BAB III Komplekso
BAB III Komplekso
PENDAHULUAN
1.1 Tujuan
Menentukan kadar ion Ca2+, Mg2+, dan Ni2+ secara kompleksometri
menggunakan larutan standar garam EDTA.
1.2 Teori
Titrasi kompleksometri yaitu titrasi berdasarkan pembentukan per-
senyawaan kompleks (ion kompleks atau garam yang sukar mengion),
Kompleksometri merupakan jenis titrasi dimana titran dan titrat saling
mengkompleks, membentuk hasil berupa kompleks. Reaksireaksi pembentukan
kompleks atau yang menyangkut kompleks banyak sekali dan penerapannya juga
banyak, tidak hanya dalam titrasi. Karena itu perlu pengertian yang cukup luas
tentang kompleks, sekalipun disini pertama-tama akan diterapkan pada titrasi.
Contoh reaksi titrasi kompleksometri (Khopkar, 2002), yaitu:
Salah satu tipe reaksi kimia yang berlaku sebagai dasar penentuan titrimetrik
melibatkan pembentukan (formasi) kompleks atau ion kompleks yang larut namun
sedikit terdisosiasi.
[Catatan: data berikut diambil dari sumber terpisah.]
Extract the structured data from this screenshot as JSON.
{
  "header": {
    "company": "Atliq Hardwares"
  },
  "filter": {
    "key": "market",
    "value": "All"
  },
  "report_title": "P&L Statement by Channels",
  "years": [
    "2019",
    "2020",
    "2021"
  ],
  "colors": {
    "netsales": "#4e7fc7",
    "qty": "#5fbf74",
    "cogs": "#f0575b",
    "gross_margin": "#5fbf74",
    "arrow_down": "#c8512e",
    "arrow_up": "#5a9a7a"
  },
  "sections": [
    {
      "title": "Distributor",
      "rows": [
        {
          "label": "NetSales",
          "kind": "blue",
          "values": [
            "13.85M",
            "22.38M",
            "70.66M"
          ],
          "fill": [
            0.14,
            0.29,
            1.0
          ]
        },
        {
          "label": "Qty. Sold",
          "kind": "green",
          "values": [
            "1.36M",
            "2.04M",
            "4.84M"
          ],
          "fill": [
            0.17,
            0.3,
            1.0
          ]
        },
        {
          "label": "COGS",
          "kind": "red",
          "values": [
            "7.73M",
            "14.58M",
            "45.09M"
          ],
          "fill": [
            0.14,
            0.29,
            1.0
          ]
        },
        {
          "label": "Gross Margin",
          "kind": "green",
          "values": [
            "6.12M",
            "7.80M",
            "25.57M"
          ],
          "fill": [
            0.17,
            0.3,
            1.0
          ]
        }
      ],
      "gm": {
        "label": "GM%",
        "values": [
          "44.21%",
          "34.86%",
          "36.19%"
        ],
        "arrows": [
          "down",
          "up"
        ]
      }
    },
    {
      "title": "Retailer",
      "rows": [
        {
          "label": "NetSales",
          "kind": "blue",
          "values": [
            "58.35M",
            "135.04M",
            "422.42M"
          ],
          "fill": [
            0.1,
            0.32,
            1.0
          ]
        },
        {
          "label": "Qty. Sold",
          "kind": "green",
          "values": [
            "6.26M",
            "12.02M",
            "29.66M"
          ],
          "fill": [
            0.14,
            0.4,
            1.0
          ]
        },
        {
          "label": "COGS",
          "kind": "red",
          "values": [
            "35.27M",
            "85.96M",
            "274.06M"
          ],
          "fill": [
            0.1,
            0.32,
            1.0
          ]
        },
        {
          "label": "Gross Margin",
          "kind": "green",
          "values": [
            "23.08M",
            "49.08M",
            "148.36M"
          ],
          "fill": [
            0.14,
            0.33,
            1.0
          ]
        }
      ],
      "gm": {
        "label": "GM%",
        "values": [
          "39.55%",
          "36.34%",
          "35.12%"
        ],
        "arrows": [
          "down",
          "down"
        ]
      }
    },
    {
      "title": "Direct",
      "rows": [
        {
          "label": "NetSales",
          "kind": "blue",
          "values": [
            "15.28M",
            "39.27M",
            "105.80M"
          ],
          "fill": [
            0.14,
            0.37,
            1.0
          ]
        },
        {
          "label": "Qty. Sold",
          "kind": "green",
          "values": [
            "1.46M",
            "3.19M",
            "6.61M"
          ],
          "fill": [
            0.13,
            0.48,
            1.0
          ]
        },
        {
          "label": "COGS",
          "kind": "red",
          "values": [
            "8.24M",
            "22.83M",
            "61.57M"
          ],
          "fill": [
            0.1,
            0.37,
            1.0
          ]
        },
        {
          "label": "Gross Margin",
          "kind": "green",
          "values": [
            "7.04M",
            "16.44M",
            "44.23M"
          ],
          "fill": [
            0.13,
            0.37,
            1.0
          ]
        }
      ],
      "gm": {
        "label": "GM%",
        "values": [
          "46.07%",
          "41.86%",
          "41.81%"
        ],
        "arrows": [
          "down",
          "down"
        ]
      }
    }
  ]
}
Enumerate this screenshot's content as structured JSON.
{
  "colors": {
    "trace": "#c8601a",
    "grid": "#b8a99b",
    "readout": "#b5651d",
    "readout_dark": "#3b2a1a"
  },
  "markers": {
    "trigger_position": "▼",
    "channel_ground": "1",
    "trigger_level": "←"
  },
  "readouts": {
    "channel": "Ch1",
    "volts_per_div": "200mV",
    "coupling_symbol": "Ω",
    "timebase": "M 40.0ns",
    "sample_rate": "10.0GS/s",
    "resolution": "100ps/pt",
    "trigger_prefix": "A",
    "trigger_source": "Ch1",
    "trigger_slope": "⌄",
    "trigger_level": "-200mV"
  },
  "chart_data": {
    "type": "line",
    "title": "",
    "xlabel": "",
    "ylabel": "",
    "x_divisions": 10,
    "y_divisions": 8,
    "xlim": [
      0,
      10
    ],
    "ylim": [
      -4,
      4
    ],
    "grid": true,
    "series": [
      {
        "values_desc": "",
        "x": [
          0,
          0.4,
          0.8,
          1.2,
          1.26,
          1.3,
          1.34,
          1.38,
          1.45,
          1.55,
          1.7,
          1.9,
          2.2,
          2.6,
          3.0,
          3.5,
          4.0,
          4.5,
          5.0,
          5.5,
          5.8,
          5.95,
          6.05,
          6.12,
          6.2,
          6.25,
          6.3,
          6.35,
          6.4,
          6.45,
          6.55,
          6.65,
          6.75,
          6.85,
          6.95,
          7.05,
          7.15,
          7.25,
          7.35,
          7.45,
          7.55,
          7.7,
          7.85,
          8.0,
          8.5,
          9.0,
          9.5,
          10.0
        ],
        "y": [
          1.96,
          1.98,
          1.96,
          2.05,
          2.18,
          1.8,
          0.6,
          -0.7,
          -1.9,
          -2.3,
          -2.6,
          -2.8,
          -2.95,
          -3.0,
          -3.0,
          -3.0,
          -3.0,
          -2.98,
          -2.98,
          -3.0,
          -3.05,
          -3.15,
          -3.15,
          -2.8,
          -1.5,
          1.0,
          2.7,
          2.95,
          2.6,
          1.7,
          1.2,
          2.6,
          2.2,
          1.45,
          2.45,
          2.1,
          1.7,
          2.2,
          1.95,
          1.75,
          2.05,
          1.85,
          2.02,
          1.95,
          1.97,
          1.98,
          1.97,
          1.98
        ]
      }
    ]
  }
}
Kompleks yang dimaksud di sini adalah kompleks yang
dibentuk melalui reaksi ion logam, sebuah kation, dengan sebuah anion atau
molekul netral (Basset, 1994).
Kompleks-kompleks yang akan dibahas dibentuk oleh reaksi suatu ion
logam suatu kation, dengan suatu anion atau molekul netral. Ion logam dalam
kompleks itu disebut atom pusat, dan gugus yang terikat pada atom pusat disebut
ligan. Banyaknya ikatan yang dibentuk oleh atom pusat disebut bilangan
koordinasi logam itu (Underwood, 1986).
Ligan dapat berupa sebuah molekul netral atau sbuah ion bermuatan, dengan
penggantian molekul-molekul air berturut-turut, sampai tebrntuk kompleks MLn. n
adalah bilangan koordinasi dari ion logam, dan menyatakan jumlah maksimum
ligan monodentat yang dapat terikat padanya. Ligan dapat dengan baik
diklasifikasikan asat dasar banyaknya titik lekat kepada ion logam. Begitulah,
ligan-ligan sederhana seperti ion-ion halide atau molekul-molekul H2O atau
NH3 adalah monodentat, yaitu ligan itu terikat pada ion logam hanya pada 1 titik
oleh penyumbangan satu pasangan-pasangan elektron menyendiri kepada logam.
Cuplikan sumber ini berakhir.